At the shop entrance Teenae removed her sandals and washed her feet in the small footbath. Watching her intently was a little girl with naked skin as smooth as freshly bleached fine paper, who, upon deciding that the visitor was safe, ran over to her half brother and climbed to his shoulders for a ride. From that perch, arrogant but silent, she looked Teenae straight in the eyes and simultaneously steered her brother by the ears. Down the hall another girl, older, hauled a jug of water upstairs, smiling broadly at Teenae when their eyes touched.
A sloe-eyed woman with elaborate spirals radiating from her eyes greeted them in a shop filled with imported fabrics, tapestries, rugs, fine porcelain, brass kitchen utensils, even clocks from Kaiel-hontokae. The family obviously dealt in luxury imports.
“I have never seen such fine porcelain!” exclaimed Teenae.
“This is only our display room. It would please me to show you the ceramic collection down below. We have more from the o’ca kilns than we can show here. A new shipment has hardly been unpacked.”
“This is o’ca?” Teenae was impressed by their enterprise in importing from such a distance.
“She’s here to see Zeilar,” said the boy.
“Ah. You are interested in the skins. We have a small but superior stock. My husband Zeilar only collects them as art so that he shall remain inspired by the masterpieces of others. He saves the best of the leather that passes through the hands of my husband Meikam.”
She led Teenae upstairs and then up another flight on an almost vertical wooden ladder to a large room that was the only room on the third floor. It was spacious and better lighted than the apartments below. Zeilar sat upon several of the larger pillows that littered the floor, reading a handwritten book beside a window three times as tall as any other in the building. Through the window the peaked roofs of the village thrust upward to obscure the sea. The hides of perhaps a dozen men hung about the room as partitions or in place of tapestries. Surfacing the low table that dominated the whole space was a quilt of leather designs and behind this table stood a multijointed mirror, man high, with almost golden reflectivity, which was built to give one an image of oneself from many viewpoints.
Zeilar set his book aside and she saw that his face was carved in an abstract symmetry that would make the effort to decode his current expression an almost impossible task. “Look around,” he said comfortably.

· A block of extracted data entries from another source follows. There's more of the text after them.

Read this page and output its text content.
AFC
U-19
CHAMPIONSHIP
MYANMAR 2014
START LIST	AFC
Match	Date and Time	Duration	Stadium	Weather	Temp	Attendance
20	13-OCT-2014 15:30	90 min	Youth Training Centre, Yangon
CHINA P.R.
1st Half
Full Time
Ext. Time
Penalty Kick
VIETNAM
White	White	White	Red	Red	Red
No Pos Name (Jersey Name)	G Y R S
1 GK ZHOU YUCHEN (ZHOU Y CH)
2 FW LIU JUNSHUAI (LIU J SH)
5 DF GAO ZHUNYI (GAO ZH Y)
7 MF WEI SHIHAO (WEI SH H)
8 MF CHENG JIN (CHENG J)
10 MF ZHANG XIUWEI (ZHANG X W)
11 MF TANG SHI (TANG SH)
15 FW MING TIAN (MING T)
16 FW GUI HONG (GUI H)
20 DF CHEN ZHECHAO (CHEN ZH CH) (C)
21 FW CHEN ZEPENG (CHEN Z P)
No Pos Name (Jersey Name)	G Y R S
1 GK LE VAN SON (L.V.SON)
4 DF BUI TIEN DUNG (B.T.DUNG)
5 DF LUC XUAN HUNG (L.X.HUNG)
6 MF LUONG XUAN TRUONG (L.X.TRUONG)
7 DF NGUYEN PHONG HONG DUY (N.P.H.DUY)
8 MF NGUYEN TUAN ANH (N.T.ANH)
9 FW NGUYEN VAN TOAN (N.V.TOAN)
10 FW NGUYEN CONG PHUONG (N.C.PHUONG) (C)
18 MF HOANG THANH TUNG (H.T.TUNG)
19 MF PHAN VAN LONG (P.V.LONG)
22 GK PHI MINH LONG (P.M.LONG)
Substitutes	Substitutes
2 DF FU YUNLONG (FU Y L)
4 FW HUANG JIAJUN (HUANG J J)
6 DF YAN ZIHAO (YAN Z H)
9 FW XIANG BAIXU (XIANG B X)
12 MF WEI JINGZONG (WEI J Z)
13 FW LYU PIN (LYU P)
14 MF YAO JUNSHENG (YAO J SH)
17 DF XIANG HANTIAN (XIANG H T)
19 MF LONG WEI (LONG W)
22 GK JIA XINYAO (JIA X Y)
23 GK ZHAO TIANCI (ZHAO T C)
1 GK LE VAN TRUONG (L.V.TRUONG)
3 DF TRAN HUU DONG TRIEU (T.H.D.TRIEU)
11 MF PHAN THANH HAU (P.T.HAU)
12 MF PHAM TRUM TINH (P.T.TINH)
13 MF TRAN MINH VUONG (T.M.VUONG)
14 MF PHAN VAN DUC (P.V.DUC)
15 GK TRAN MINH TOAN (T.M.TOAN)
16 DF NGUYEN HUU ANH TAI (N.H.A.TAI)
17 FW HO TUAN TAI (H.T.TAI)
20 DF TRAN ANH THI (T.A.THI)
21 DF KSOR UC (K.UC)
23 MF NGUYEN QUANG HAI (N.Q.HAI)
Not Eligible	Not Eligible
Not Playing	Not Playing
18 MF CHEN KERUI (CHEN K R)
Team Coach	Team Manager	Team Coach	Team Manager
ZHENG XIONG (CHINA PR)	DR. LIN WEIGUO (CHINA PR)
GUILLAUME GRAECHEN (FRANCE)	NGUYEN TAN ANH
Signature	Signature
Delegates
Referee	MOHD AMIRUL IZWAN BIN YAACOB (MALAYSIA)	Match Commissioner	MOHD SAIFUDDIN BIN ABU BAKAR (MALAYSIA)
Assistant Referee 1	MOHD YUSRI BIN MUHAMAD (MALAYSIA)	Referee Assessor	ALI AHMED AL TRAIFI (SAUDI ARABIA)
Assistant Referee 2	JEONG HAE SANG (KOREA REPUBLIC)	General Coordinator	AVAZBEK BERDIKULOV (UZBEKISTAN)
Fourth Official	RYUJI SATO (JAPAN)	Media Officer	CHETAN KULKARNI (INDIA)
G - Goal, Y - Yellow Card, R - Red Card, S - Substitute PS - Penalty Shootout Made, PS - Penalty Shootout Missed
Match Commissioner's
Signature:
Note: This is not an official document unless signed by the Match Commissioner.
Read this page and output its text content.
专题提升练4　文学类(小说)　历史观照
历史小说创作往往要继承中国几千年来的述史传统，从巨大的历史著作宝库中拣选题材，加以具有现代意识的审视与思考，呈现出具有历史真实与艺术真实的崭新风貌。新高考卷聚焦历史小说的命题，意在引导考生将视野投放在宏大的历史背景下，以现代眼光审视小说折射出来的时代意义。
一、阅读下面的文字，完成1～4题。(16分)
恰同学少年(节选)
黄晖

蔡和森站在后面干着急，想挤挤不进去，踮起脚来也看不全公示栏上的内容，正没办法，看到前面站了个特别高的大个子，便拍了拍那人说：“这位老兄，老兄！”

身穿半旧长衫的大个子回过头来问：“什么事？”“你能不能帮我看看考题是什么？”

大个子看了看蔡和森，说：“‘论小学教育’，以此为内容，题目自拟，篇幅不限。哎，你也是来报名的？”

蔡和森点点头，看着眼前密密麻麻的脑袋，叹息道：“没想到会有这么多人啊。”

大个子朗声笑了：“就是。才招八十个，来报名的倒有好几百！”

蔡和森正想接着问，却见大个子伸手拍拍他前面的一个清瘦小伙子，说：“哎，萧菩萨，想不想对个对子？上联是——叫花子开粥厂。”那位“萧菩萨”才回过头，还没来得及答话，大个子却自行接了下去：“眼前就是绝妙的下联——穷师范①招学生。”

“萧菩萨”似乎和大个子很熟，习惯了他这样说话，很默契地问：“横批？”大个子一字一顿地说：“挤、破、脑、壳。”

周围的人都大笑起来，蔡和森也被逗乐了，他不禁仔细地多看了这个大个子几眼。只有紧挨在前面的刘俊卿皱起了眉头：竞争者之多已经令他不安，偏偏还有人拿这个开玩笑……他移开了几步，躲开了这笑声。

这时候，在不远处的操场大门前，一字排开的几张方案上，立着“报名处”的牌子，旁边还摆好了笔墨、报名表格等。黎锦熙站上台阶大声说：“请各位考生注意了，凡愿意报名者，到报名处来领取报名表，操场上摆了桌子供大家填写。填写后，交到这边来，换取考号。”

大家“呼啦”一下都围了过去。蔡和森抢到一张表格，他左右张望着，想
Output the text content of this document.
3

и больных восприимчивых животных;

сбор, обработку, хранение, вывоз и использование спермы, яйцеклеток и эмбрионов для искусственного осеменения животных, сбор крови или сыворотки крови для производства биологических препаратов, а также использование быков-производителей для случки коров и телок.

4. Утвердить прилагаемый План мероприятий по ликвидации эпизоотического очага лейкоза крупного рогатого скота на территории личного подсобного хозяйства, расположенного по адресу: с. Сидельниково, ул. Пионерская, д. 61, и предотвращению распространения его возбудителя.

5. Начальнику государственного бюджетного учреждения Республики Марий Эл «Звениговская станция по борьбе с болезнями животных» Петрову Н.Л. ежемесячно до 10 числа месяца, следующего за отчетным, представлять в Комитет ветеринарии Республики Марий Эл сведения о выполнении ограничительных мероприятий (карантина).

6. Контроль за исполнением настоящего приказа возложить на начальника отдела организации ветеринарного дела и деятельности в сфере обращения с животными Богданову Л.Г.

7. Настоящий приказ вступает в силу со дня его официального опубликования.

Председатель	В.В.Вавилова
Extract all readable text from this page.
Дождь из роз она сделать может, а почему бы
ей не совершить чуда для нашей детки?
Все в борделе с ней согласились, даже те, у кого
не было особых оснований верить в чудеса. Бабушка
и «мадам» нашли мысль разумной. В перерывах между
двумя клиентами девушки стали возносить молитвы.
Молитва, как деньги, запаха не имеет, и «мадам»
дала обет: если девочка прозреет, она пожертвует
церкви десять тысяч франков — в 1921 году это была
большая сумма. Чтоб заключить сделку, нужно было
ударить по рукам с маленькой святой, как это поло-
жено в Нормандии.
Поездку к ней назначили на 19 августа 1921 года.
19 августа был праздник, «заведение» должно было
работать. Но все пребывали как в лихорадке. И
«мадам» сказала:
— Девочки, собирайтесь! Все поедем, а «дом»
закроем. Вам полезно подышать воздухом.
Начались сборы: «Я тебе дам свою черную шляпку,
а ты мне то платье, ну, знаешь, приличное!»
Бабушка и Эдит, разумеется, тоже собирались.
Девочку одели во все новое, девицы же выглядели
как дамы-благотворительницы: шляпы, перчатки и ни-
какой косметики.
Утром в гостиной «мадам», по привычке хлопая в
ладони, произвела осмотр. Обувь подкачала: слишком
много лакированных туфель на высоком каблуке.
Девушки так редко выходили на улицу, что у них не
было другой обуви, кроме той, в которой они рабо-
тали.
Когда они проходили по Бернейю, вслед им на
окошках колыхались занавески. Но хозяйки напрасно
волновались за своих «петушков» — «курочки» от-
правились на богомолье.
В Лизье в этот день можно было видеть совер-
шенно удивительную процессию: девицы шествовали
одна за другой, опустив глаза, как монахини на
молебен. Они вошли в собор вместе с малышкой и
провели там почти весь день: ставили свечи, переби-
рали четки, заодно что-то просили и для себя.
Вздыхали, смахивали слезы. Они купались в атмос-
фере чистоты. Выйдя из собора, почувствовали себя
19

The most enormous hide was perhaps the strangest for it carried unconventionally representational scenes of mountains and cities and ships connected by a wild looping of roads. “Do you know the stories of these men?” she asked.
“Harar ram-Ivieth,” Zeilar replied. “He was an accomplished songwriter and one of the few men ever to have rounded Geta on foot. I never met him for he died before I was born but many Ivieth know his stories and more than once an Ivieth has passed through Sorrow called to Harar’s Pilgrimage. I have a copy of his book, Folio-wing God.”
The smaller hide of a woman attracted Teenae’s attention when she recognized its delicate workmanship. That’s what she wanted. The cuts, the fine work, the control of the scar-tissue texture, the embossing, and the final tattooing were unbelievable.
“Not for sale,” said Zeilar noting her interest. “She’s my oldest niece. I had her skin to work with since she was a child and she inspired me, the saucy wench. She was drowned by the Njarae. I’m not sure she wasn’t murdered. Her death left a knife in my heart.”